With the token-bucket traffic-shaping algorithm, flow traffic is shaped efficiently as shown in Figure 12.6. The token-bucket shaper consists of a buffer, similar to a water bucket, that accepts fixed-size tokens of data generated by a token generator at a constant rate every clock cycle. Packets with any unpredictable rate must pass through this token-bucket unit. According to this protocol, a sufficient number of tokens are attached to each incoming packet, depending on its size, to enter the network. If the bucket is full of tokens, additional tokens are discarded. If the bucket is empty, incoming packets are delayed (buffered) until a sufficient number of tokens is generated. If the packet size is too big, such that there are not enough tokens to accommodate it, a delay of input packets is carried over.

Figure 12.6. The token-bucket traffic-shaping method

The best operation of this algorithm occurs when the number of tokens is larger than the number of incoming packet sizes. This is not a big flaw, as tokens are periodically generated. The output rate of packets attached with tokens obeys the clock, and so the corresponding flow becomes a regulated traffic stream. Thus, by changing the clock frequency and varying the token-generation rate, we can adjust the input traffic to an expected rate.

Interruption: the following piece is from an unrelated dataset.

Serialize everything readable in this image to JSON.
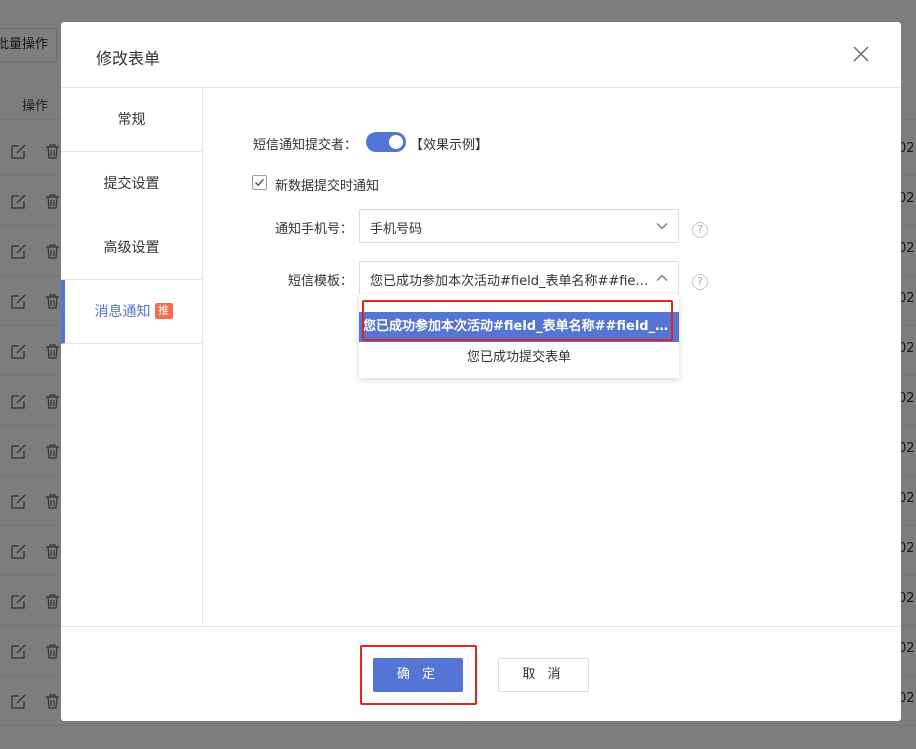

Comparison of Leaky-Bucket and Token-Bucket Approaches

Both algorithms have their pros and cons. The token-bucket algorithm enforces a more flexible output pattern at the average rate, no matter how irregular the incoming traffic is. The leaky-bucket method enforces a more rigid pattern. Consequently, the token bucket is known as a more flexible traffic-shaping method but has greater system complexity. The token-bucket approach has an internal clock that generates tokens with respect to the clock rate. A queueing regulator then attaches incoming packets to tokens as packets arrive, detaches tokens as packets exit, and, finally, discards the tokens. This process adds considerable complexity to the system. In the leaky-bucket approach, no virtual tokens are seen, greatly increasing the speed of operation and enhancing the performance of the communication node. Our primary goal of coming up with a high-speed switching network would thus be easily attained.

12.2.2. Admission Control

The admission-control process decides whether to accept traffic flow by looking at two factors:

  1. r s = type of service requested

  2. t s = required bandwidth information about the flow

For controlled-load services, no additional parameters are required. However, for guaranteed services, the maximum amount of delay must also be specified. In any router or host capable of admission control, if currently available resources can provide service to the flow without affecting the service to other, already admitted flows, the flow is admitted. Otherwise, the flow is rejected permanently. Any admission-control scheme must be aided by a policing scheme. Once a flow is admitted, the policing scheme must make sure that the flow confirms to the specified t s . If not, packets from these flows become obvious candidates for packet drops during a congestion event. A good admission-control scheme is vital to avoid congestion.

12.2.3. Resource Reservation Protocol (RSVP)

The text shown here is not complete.